You should know what an episiotomy is if you’re having a vaginal delivery. This surgery involves making an incision in the woman’s perineum when she’s about to give birth in order to make it easier for the baby to pass through.
Episiotomies are controversial. While they’re performed in up to 80% of births in Latin America and Spain, the World Health Organization claims that this technique is contraindicated and only recommends it in extreme cases.
What is an episiotomy?
Episiotomies are common surgical interventions during vaginal childbirth in Latin America and Spain.
It involves a surgical cut of the perineum under anesthesia. Thus, it consists of tearing skin, vaginal mucosa and muscle to enlarge the vaginal canal to make it easier for the baby to pass through.
Although the incision is directed toward the anus, it’s made laterally or downward precisely to avoid damaging the anal sphincter. There are several reasons why doctors recommend them:
- When the fetus is too big.
- If the perineum is very muscular.
- Multiple births (twins or triplets, for example).
- Assisted vaginal delivery.
- Low vulvar and vaginal elasticity.
- When young teenagers are going to give birth.
- When the baby has shoulder dystocia.
Why is this technique controversial?
It’s controversial because two of the main reasons why this technique was done didn’t prevent damage to the mother’s genital area. Episiotomy was supposed to prevent vaginal prolapse and tears in the vagina, perineum, and anus.
According to research, it was best to perform a surgical incision so the patient didn’t suffer a tear. Although doctors believed that episiotomy recovery was much faster, they later discovered that this wasn’t the case.
The most alarming thing about this technique is its statistics. Among other things, the statistics reflect a high morbidity rate for the mother, as a result of various complications.
To illustrate the situation, here is a list of the potential side effects of an episiotomy:
- Vulvar and perineal varicose veins.
- Painful scarring.
- Worsened hemorrhoids.
- Rectovaginal fistulas.
- Muscle and nerve retraction.
- Infection and reopening of the wound.
- Painful intercourse.
- Partial or permanent fecal incontinence.
- Psychological trauma.
The World Health Organization (WHO) no longer recommends routine or liberal use of episiotomy for women undergoing spontaneous vaginal birth.

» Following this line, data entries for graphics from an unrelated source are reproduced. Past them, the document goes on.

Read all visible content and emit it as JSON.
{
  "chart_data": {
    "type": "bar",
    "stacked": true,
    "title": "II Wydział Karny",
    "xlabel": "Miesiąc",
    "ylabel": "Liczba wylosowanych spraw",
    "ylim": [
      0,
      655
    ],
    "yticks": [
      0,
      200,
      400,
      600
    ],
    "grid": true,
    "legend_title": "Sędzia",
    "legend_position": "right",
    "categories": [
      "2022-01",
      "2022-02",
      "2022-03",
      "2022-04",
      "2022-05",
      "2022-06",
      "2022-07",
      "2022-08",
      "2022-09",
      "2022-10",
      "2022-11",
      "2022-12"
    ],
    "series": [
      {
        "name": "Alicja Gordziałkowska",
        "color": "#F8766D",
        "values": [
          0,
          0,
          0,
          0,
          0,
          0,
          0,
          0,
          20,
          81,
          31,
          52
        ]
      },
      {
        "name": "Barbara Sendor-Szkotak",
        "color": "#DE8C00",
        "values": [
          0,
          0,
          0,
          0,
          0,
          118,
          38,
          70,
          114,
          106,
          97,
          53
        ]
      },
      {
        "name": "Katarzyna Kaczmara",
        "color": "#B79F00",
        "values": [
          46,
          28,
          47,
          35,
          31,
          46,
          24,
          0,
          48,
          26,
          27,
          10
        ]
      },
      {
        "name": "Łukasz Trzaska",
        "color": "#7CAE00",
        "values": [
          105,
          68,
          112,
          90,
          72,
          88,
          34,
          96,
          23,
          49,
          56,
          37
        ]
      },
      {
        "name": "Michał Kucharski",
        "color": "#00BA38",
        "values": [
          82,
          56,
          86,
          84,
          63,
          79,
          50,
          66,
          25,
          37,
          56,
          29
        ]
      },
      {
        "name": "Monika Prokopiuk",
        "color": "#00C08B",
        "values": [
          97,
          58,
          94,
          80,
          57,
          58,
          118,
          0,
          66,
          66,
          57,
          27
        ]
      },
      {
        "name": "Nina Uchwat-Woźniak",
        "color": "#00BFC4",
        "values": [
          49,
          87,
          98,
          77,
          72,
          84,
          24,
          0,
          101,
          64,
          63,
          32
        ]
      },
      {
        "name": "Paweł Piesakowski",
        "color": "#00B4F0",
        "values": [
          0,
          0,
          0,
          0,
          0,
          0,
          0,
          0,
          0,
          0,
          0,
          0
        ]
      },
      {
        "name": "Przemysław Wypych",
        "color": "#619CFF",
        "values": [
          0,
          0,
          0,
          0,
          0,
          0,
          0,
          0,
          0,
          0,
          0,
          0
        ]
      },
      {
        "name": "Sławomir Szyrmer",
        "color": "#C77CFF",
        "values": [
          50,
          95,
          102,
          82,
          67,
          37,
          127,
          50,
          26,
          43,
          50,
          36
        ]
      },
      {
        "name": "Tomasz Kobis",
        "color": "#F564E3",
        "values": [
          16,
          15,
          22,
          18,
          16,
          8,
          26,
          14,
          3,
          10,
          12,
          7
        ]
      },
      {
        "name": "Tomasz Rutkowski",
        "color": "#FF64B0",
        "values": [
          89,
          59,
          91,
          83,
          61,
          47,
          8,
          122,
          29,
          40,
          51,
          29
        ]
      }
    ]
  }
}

On the contrary, it should only be considered in cases where women have suffered mainly third- and fourth-degree tears that haven’t healed well, when forceps need to be used, or because babies are suffering considerably or their life is at risk. In short, only in extreme emergencies.
Episiotomy suture care
These quick tips can help if you underwent an episiotomy:
- Keep the wound dry and clean.
- When you go to the bathroom, wash and air dry the area. You can use a fan or a towel exclusively for this area.
- Change your postpartum pads regularly.
- Use ice to relieve pain and reduce inflammation.
- Don’t exert yourself nor lift anything until the wound heals.
As a final recommendation, you should know that, before childbirth, you can discuss with your doctor whether you want to get an episiotomy or not. If the doctor believes your case is complicated, they might also recommend a Cesarean section.